Douglas Bruce might be the worst legislator in the history of Colorado.


Reagan's Eleventh Commandment is dead and gone too, or maybe it has a Doug Bruce exception.

2 comments:

Michael Malak said...

The FLDS raid was trigger by a crank caller in Colorado Springs. Texas CPS has already lost two of the children. Nine more are in the hospital, include a two-year-old for shock and weight loss. In general, children in the Texas foster care system are four times as likely to die as the general population.

The raid was triggered from false evidence, the children are suffering, and nearly a month on there are still no specific allegations of statutory rape.

If the government is willing to knock down the FLDS doors and kidnap children based on a crank call, then it's just a matter of time before they do it to our doors.

Andrew Oh-Willeke said...

The FLDS raid was conducted based upon a valid warrant based upon a false tip. Giving a false tip is a crime and probably a tort as well, but it does not make the matters learned in the process fruit of the poisonous tree (a doctrine that often does not apply in civil proceedings like termination of parental rights cases in any case).

The raid disclosed widespread evidence of serial child rape. The ages of the girls, of the fathers, and of their children speak for themselves on the statutory rape counts. It is simply a matter of using DNA evidence to figure out who begat whom in a matter which proves the case beyond question. The ages and relationships involved make it highly likely that many of those rapes are felony statutory rapes. The group's leader's conviction for forcible rape suggests that in some cases those felony statutory rapes are matters of proof rather than consentual events.

The fact that the parents knew of and encouraged these child-sex relationships amounts to child abuse that is grounds for terminating parental rights, and that is even before we account for the boys whom, it will come out, have been dumped into society without support making them neglected for parental rights purposes.
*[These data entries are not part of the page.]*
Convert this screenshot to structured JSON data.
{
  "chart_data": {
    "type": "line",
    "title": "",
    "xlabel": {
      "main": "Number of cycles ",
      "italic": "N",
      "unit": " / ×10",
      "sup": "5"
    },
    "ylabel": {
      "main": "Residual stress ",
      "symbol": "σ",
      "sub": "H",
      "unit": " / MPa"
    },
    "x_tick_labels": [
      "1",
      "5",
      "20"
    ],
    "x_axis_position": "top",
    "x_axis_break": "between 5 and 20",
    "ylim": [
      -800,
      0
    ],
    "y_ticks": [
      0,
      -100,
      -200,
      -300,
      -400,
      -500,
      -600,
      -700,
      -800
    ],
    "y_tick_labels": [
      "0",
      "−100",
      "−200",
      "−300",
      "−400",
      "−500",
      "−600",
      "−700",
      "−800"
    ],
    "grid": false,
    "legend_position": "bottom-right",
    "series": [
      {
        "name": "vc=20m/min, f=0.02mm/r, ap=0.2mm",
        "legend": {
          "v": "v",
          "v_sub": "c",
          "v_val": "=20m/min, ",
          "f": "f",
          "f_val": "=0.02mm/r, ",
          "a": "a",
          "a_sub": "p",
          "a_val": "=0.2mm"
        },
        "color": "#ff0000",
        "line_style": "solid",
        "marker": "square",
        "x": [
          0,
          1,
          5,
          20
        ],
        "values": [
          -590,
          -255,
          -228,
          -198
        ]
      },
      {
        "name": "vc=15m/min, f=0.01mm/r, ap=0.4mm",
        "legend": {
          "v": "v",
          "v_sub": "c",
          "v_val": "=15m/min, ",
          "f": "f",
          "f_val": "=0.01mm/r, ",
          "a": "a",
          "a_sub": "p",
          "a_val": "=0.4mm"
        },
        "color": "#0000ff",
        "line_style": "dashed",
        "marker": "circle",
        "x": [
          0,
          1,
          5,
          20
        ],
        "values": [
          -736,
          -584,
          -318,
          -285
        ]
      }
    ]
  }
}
Has Texas CPS done everything right in the largest CPS raid in U.S. history? No. The separation of the youngest children (incapable of offering helpful testimony) from their mothers was inappropriate. And the Texas foster care system is no national model. But, the baseline rate for child death is extremely low, and the case for taking action in this situation is compelling. We have good grounds to believe that this cult has killed one girl for resisting its authority, and their rejections of modernity test 1st Amendment limits on what one can do to children.

Inaction would be inexcusible betrayal of the children, and would tolerate disregard of serious criminal laws. I would have hoped for better, but this is unlikely to be a recurring trend. There aren't a lot of child rape cults to bust in this country after the FLDS is shut down (and indeed, it isn't clear that the FLDS was always as bad as it is now under new leadership).